Une soirée au Glaz’art ça se mérite. Il faut d’abord traverser Paris et rester bloqué entre deux stations de métro suite à une coupure de courant. Il faut ensuite supporter le joueur de flûte de pan qui profite de cet arrêt momentané du service pour réviser ses classiques, de "Yesterday" à la musique de borsalino en passant par "And My Heart Will Go On" et plein d’autres petites perles. Il faut enfin jouer les toreadors au milieu du trafic des voitures qui barrent la route entre le métro et le mythique bloc orange. Mais tout ceci n’est rien, la récompense est souvent à la hauteur.
Mardi 3 février
Pour une soirée d’ouverture, la programmation est la plus contrastée qu’on puisse imaginer. De l’electronica enfantine et érudite, un trio martial et sombre comme les matins blêmes de l’hiver 1980, un entertainer azimuté qui fait carillonner sa guitare sur fond de groove et d’images de petits robots. Le genre de casting improbable qui demande des trésors d’imagination au chroniqueur… : comment marier la carpe et le lapin ?
Dans le rôle du lapin, tout doux et vulnérable, Margo fait parfaitement l’affaire. Un court-métrage d’animation assez réussi, d’inspiration burtonienne, montre d’ailleurs en introduction ce qu’il arrive aux enfants dont le lapin en peluche a été ensorcelé par un méchant sorcier… A peu près ce qui pourrait arriver à la dentelle musicale de Margo, joli entrelacs de bleeps et de guitare, lorsque le groupe semble sur le point de sortir de la route en cour de set : terminaisons saturées ou en expérimentations plus déstructurées et sombres. Mais on ne sait quelle pudeur ou quel souci très pop de recaler le morceau sur ses rails viennent atténuer tous les effets de violence possible : la chanteuse et le guitariste rentrent parfois vite dans le rang. Dommage, car ces longues boucles rêveuses laissent affleurer des moments de grâce réels (boîte à musique, ralentis, bruitages) que quelques soupçons de cauchemar pourraient encore épicer.
Dans le rôle des chasseurs du lapin, Un Homme et une Femme Project, est assez convaincant aussi : la batterie tonne, les guitares s’entrelacent furieusement, voilà des jeunes gens sombres et en colère comme on rencontrait partout sur les scènes d’Europe après la mort de Ian Curtis. Simplement, vingt ans après, on se dit que ce genre de groupes a toujours mieux marché avec une bonne basse et un chanteur charismatique, ce qui manque par trop ici. Quelques problèmes techniques en plus (une batterie à vous rendre sourd, un retour défectueux, un micro trop faible), des textes à la Dominique A un peu prévisibles, et le set s’enlise… Dommage !

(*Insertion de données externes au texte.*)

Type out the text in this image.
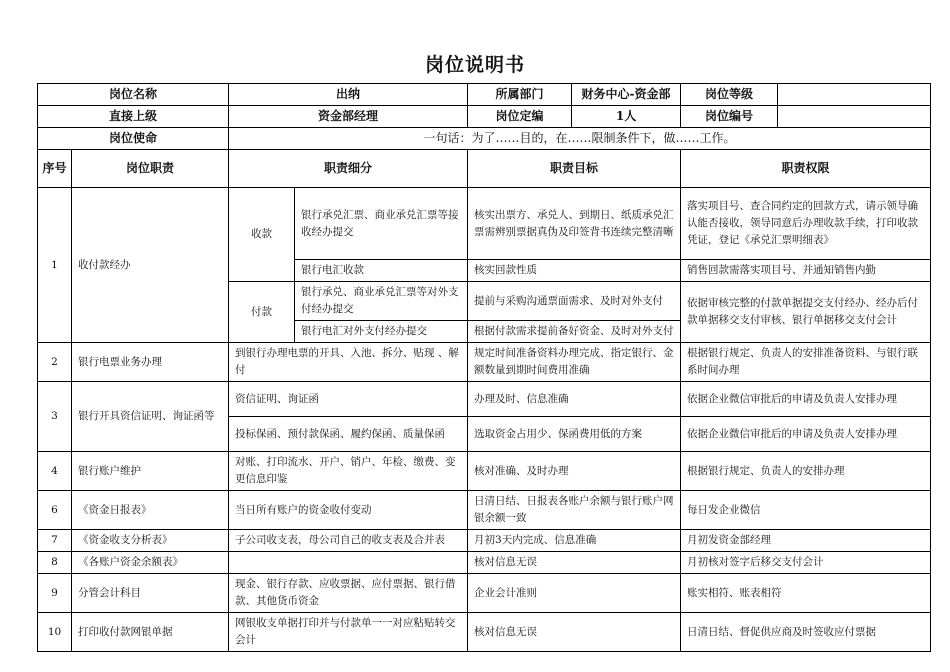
岗位说明书
岗位名称		出纳		所属部门	财务中心-资金部	岗位等级	
直接上级		资金部经理		岗位定编	1人	岗位编号	
岗位使命		一句话：为了……目的，在……限制条件下，做……工作。					
序号	岗位职责	职责细分		职责目标		职责权限	
1	收付款经办	收款	银行承兑汇票、商业承兑汇票等接收经办提交	核实出票方、承兑人、到期日、纸质承兑汇票需辨别票据真伪及印签背书连续完整清晰		落实项目号、查合同约定的回款方式，请示领导确认能否接收，领导同意后办理收款手续，打印收款凭证，登记《承兑汇票明细表》	
			银行电汇收款	核实回款性质		销售回款需落实项目号、并通知销售内勤	
		付款	银行承兑、商业承兑汇票等对外支付经办提交	提前与采购沟通票面需求、及时对外支付		依据审核完整的付款单据提交支付经办、经办后付款单据移交支付审核、银行单据移交支付会计	
			银行电汇对外支付经办提交	根据付款需求提前备好资金、及时对外支付			
2	银行电票业务办理	到银行办理电票的开具、入池、拆分、贴现 、解付		规定时间准备资料办理完成、指定银行、金额数量到期时间费用准确		根据银行规定、负责人的安排准备资料、与银行联系时间办理	
3	银行开具资信证明、询证函等	资信证明、询证函		办理及时、信息准确		依据企业微信审批后的申请及负责人安排办理	
		投标保函、预付款保函、履约保函、质量保函		选取资金占用少、保函费用低的方案		依据企业微信审批后的申请及负责人安排办理	
4	银行账户维护	对账、打印流水、开户、销户、年检、缴费、变更信息印鉴		核对准确、及时办理		根据银行规定、负责人的安排办理	
6	《资金日报表》	当日所有账户的资金收付变动		日清日结、日报表各账户余额与银行账户网银余额一致		每日发企业微信	
7	《资金收支分析表》	子公司收支表，母公司自己的收支表及合并表		月初3天内完成、信息准确		月初发资金部经理	
8	《各账户资金余额表》			核对信息无误		月初核对签字后移交支付会计	
9	分管会计科目	现金、银行存款、应收票据、应付票据、银行借款、其他货币资金		企业会计准则		账实相符、账表相符	
10	打印收付款网银单据	网银收支单据打印并与付款单一一对应粘贴转交会计		核对信息无误		日清日结、督促供应商及时签收应付票据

Enfin, dans le rôle du trublion (ou de la carpe), que la présence de robots en goguette (et surfeurs !) semble particulièrement réjouir dans cette histoire convenue de chasseurs et de lapins, l’inénarrable Thierry Los se pose là. Ce qu’on voit sur scène ressemble à une vaste pochade censée permettre à tout un chacun de gigoter et de battre des mains. Malheureusement, musicalement, la surf musique revisitée à la sauce guitar hero du garçon peine à convaincre.
Mercredi 4 février
Arrivée à 20h40, c’est-à-dire juste à temps pour ne pas rater l’entrée en scène d’Arnaud Fleurent-Didier. Et son concert est à la hauteur de nos attentes. Drôle, fin et étonnamment charismatique l’auteur du fabuleux "Portrait du Jeune Homme en Artiste" nous livre, seul au piano, un condensé de son album . Le public se délecte, entre autres, avec jubilation d’un "Rock critique" un peu chaotique mais hilarant puis l’émotion atteint son paroxysme sur une version fragile mais bouleversante de "L’emploi du temps". En rappel, on a même droit à un inédit. Satisfaits et définitivement convaincus du talent du monsieur, on gardera comme souvenirs de cette soirée l’image et les mots d’un jeune homme éloquent, ironiquement cabot et surtout très engagé dans sa musique. Ce type est de la trempe des glorieux aînés qui ont fait les beaux jours de Bobino et de l’Olympia.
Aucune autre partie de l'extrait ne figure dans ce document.